- Directed by: Luis César Amadori
- Screenplay by: José María Iglesias; Luis César Amadori;
- Story by: Luis César Amadori
- Starring: Pilar Bayona; Emilia Bayona; Isabel Garcés; Manolo Morán; Luis Dávila;
- Cinematography: Antonio L. Ballesteros
- Edited by: Antonio Ramírez de Loaysa
- Music by: Gregorio García Segura
- Production companies: Producciones Benito Perojo; Story Film-Pablo Núñez;
- Distributed by: Columbia Pictures Corporation; Dipenfa Filmayer Video S.A.;
- Release date: 30 January 1964 (Spain);
- Running time: 92 min

= Como dos gotas de agua =

1964 film

Como dos gotas de agua (lit. 'Like two drops of water') is a 1964 Spanish musical comedy film directed by Luis César Amadori and starring Pili and Mili and Isabel Garcés. This film marks the debut of twins sisters and actresses Pilar Bayona and Emilia Bayona (as Pili and Mili).

== Plot ==
The narrative centers on the convergent legal cases of two identical teenagers, Pili (Pilar Bayona) and Mili (Emilia Bayona).
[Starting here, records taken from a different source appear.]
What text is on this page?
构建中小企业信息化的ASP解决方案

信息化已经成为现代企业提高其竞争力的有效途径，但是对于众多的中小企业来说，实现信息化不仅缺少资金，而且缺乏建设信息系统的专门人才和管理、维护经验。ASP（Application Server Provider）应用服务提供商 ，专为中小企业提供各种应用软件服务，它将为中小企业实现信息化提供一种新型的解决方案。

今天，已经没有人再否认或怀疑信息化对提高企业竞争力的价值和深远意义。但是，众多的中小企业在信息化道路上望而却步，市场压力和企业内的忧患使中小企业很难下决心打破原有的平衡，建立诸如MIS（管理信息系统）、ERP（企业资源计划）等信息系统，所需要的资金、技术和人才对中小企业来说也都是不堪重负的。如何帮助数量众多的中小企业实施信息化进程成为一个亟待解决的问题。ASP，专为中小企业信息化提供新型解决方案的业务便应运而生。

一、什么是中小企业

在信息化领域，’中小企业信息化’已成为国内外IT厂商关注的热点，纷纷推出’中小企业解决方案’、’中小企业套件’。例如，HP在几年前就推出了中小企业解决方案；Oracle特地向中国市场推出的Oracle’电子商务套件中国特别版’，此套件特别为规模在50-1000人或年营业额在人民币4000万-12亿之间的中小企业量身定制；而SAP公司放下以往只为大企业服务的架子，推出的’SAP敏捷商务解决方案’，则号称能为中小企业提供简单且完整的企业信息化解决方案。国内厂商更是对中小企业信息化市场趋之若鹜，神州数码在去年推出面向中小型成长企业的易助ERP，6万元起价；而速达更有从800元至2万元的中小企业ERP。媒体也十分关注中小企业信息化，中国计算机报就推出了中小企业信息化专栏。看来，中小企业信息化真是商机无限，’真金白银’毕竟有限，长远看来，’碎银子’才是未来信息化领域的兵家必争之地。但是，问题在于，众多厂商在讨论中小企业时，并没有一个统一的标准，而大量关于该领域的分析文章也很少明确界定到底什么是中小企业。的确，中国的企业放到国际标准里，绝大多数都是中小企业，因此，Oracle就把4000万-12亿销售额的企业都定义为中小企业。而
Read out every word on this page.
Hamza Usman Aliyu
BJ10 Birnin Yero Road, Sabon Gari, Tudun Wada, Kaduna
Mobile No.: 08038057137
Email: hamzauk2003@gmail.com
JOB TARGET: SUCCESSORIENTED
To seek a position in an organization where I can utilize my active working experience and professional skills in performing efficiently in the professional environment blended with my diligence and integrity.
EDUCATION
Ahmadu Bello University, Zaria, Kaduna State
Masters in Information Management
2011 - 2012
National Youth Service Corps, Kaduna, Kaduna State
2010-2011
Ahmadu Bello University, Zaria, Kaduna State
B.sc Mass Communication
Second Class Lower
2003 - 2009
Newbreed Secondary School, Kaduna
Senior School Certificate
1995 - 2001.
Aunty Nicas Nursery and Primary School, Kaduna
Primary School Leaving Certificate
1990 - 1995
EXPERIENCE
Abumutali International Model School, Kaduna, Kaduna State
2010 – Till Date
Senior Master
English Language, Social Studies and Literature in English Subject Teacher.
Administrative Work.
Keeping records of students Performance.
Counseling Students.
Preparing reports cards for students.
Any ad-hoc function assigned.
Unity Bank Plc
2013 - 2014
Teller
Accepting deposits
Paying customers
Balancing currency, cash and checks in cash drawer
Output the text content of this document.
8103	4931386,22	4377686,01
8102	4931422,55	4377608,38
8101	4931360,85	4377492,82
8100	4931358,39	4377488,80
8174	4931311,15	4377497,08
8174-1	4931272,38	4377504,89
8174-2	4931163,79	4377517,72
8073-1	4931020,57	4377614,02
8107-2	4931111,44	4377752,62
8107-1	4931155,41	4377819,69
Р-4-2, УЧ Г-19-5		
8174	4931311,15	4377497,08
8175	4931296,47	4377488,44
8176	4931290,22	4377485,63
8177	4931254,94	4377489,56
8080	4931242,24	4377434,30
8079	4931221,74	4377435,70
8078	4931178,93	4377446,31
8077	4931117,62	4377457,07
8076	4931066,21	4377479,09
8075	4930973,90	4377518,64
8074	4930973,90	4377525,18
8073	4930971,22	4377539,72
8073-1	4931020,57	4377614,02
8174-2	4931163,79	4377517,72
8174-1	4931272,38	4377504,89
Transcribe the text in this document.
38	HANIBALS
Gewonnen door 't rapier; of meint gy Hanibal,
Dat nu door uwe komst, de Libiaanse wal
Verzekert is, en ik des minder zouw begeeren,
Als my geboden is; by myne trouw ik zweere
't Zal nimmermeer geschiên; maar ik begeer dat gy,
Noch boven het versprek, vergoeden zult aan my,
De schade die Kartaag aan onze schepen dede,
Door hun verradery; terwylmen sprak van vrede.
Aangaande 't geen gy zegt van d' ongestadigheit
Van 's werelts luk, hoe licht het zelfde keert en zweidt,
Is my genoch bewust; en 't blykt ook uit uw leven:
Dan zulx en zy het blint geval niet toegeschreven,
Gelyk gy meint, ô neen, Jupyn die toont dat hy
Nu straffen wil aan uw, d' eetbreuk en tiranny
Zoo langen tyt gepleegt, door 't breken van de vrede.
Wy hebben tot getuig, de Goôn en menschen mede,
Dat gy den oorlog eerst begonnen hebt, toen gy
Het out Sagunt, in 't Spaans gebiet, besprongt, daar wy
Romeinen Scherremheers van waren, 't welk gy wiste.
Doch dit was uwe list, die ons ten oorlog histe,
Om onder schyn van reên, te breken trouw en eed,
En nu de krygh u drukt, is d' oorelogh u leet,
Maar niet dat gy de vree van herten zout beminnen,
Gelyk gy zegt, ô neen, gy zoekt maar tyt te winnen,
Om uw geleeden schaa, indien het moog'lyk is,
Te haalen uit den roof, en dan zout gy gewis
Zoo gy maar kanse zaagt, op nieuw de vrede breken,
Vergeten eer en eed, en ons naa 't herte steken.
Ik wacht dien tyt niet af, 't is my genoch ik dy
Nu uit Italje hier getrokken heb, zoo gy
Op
Pili is a fifteen-year-old orphan raised by Gregorio (Manolo Morán), a traveling organ grinder seeking to place her in a state-run home. Conversely, Mili is the neglected daughter of a wealthy widower, Ricardo (Luís Dávila); she has been raised by her aunt Teresa (Susana Campos), who has long posed as her biological mother.

As Ricardo’s father initiates a custody battle for Mili, attorney Ángela Goñi (Isabel Garcés) discovers the girls' uncanny physical resemblance. Goñi strategically leverages this discovery in court to navigate the complex social and legal challenges facing both protagonists.